The computer, once a tool for scientists, is becoming a collaborator

Computer science — it’s not just about hardware and software anymore.

It’s about oceans, stars, cancer cells, proteins and networks of friends. Ken Birman, a computer science professor at Cornell University, says his discipline is on the way to becoming “the universal science,” a framework underpinning all others, including the social sciences.

An extravagant claim from someone with a vested interest? The essence of Birman’s assertion is that computers have gone from being a tool serving science — basically an improvement on the slide rule and abacus — to being part of the science. Consider these recent developments:

“Systems biologists” at Harvard Medical School have developed a “computational language” called “Little b” for modeling biological processes. Going beyond the familiar logical, arithmetic and control constructs of most languages, it reasons about biological data, learns from it, and incorporates past learning into new models and predictors of cells’ behaviors. Its creators call it a “scientific collaborator.”

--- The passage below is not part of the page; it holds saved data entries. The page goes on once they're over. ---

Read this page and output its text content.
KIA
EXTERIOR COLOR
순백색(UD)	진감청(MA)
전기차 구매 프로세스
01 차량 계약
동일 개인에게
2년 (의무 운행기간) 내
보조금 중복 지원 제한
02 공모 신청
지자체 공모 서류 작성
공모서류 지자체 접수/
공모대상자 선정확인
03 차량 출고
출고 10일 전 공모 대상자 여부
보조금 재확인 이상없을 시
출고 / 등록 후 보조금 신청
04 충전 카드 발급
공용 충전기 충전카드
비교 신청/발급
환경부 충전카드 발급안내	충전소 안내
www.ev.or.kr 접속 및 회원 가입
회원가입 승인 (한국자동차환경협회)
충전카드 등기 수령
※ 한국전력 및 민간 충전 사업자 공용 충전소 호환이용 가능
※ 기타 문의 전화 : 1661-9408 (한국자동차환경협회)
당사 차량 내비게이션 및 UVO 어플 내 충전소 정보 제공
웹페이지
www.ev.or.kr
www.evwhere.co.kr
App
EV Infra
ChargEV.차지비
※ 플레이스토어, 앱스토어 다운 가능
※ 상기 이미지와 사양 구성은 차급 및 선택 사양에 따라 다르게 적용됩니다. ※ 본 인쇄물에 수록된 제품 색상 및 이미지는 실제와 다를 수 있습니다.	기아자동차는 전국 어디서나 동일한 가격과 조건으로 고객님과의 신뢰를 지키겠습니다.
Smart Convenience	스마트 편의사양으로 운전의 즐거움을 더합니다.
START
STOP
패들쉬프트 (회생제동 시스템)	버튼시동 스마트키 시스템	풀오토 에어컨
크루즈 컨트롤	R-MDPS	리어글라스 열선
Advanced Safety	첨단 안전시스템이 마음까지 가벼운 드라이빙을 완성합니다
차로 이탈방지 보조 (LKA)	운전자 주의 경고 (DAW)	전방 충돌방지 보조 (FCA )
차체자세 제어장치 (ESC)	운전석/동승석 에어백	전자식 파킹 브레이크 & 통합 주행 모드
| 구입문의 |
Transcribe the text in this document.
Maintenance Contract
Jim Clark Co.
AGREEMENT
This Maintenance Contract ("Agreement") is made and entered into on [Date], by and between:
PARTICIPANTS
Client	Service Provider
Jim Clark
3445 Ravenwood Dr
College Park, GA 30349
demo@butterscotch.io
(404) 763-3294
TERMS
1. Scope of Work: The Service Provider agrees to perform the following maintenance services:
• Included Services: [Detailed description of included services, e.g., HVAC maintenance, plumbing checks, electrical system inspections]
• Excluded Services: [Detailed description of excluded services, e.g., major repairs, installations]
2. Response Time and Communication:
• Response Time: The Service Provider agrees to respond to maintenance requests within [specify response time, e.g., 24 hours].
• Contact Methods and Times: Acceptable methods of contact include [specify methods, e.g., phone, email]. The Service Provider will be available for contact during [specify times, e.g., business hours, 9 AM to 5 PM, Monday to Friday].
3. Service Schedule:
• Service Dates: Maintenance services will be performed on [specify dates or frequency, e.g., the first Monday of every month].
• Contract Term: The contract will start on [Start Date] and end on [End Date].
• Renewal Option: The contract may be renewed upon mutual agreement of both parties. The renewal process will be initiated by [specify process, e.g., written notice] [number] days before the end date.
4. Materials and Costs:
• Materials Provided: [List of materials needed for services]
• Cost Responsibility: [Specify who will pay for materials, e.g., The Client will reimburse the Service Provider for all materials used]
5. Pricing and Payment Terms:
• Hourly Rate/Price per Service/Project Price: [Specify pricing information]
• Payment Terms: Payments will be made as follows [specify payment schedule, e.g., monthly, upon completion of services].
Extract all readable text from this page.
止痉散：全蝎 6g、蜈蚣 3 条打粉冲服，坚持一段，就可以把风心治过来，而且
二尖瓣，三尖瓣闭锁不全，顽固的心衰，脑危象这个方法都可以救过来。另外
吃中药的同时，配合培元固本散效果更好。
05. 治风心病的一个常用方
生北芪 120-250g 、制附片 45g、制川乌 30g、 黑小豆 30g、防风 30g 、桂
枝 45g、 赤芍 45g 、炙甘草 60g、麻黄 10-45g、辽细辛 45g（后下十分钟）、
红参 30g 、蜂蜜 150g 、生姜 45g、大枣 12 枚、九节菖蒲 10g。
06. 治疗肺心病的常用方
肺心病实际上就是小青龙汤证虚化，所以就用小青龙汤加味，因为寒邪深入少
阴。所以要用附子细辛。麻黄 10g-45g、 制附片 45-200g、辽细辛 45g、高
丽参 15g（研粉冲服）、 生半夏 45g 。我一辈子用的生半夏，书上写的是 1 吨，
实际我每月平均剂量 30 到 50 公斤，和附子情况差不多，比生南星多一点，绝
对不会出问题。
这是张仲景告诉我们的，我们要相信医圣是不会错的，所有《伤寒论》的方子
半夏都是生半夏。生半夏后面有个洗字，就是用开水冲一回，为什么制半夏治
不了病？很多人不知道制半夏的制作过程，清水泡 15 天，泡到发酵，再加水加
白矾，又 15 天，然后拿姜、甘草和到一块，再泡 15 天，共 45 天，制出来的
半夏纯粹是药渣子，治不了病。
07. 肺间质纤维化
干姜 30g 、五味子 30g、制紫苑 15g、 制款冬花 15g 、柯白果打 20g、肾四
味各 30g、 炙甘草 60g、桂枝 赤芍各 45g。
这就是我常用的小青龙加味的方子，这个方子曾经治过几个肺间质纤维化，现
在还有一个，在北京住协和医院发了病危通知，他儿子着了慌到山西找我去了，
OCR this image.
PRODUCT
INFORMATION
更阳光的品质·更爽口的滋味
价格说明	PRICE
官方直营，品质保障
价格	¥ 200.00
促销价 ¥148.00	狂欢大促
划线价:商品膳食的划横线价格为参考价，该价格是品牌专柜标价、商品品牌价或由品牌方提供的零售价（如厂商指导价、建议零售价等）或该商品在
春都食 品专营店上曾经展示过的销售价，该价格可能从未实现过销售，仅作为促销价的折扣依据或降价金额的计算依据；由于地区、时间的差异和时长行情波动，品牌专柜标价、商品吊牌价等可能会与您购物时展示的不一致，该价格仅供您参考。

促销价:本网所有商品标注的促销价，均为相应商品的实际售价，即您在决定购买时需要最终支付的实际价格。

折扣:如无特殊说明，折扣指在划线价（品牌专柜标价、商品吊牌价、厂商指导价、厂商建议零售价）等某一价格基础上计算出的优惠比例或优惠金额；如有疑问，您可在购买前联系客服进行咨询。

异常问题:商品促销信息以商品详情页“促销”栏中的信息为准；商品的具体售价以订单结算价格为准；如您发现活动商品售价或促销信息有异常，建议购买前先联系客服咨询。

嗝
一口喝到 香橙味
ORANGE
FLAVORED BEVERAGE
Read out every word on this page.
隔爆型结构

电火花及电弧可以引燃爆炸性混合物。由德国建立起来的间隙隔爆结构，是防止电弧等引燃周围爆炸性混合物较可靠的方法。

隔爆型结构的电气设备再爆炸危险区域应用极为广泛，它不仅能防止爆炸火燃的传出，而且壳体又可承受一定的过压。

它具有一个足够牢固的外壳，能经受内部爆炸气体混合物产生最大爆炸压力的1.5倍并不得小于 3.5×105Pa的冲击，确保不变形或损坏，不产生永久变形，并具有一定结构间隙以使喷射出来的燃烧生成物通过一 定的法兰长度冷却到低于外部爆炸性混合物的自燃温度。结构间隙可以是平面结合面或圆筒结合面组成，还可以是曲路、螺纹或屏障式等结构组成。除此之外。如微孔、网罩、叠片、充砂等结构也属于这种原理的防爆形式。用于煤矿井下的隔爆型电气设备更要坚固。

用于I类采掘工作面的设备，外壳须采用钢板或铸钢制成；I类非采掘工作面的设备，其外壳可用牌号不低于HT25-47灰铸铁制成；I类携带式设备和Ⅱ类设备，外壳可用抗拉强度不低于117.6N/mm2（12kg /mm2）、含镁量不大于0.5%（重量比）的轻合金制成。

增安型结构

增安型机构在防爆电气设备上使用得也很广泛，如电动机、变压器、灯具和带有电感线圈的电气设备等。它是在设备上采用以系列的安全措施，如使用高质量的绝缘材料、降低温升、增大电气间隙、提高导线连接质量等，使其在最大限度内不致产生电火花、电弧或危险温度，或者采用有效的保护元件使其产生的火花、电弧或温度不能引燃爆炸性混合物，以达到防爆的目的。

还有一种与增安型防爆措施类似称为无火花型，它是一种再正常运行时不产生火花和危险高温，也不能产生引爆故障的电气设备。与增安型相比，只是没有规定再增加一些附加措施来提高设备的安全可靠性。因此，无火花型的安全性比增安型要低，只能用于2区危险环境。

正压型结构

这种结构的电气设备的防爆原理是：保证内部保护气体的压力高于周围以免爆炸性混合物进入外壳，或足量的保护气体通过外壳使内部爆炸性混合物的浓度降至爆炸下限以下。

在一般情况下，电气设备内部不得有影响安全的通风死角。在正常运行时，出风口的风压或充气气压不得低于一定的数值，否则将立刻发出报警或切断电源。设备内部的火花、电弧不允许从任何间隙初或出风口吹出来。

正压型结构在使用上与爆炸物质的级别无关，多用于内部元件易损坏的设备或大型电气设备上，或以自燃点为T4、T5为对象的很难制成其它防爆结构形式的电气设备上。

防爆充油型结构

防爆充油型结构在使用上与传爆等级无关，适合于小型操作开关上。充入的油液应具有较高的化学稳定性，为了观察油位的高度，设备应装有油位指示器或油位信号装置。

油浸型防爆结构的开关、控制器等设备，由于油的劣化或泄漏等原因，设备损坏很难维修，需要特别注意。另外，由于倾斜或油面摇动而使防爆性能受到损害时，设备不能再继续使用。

Microsoft Research (MSR) is supporting a U.S.-Canadian consortium building an enormous underwater observatory on the Juan de Fuca Plate off the coast of Washington state. Project Neptune will connect thousands of chemical, geological and biological sensors on more than 1,000 miles of fiber-optic cables and will stream data continuously to scientists for as long as a decade. Researchers will be able to test their theories by looking at the data, but software tools that MSR is developing will search for patterns and events not anticipated by scientists and present their findings to the scientists.

Last year, researchers from Harvard Medical School and the University of California, San Diego, used statistical analysis to mine heart-disease data from 12,000 people in the Framingham Heart Study and learned that obesity appears to spread via social ties. They were able to construct social networks by employing previously unused information about acquaintances that had been gathered solely for the purpose of locating subjects during the 32-year study.

Computer scientists and plant biologists at Cornell developed algorithms to build and analyze 3-D maps of tomato proteins. They discovered the “plumping” factor that is responsible for the evolution of the tomato from a small berry to the big fruit we eat today. Researchers then devised an algorithm for matching 3-D shapes and used it to determine that the tomato-plumping gene fragment closely resembles an oncogene associated with human cancers. That work would have taken decades without computer science, researchers say.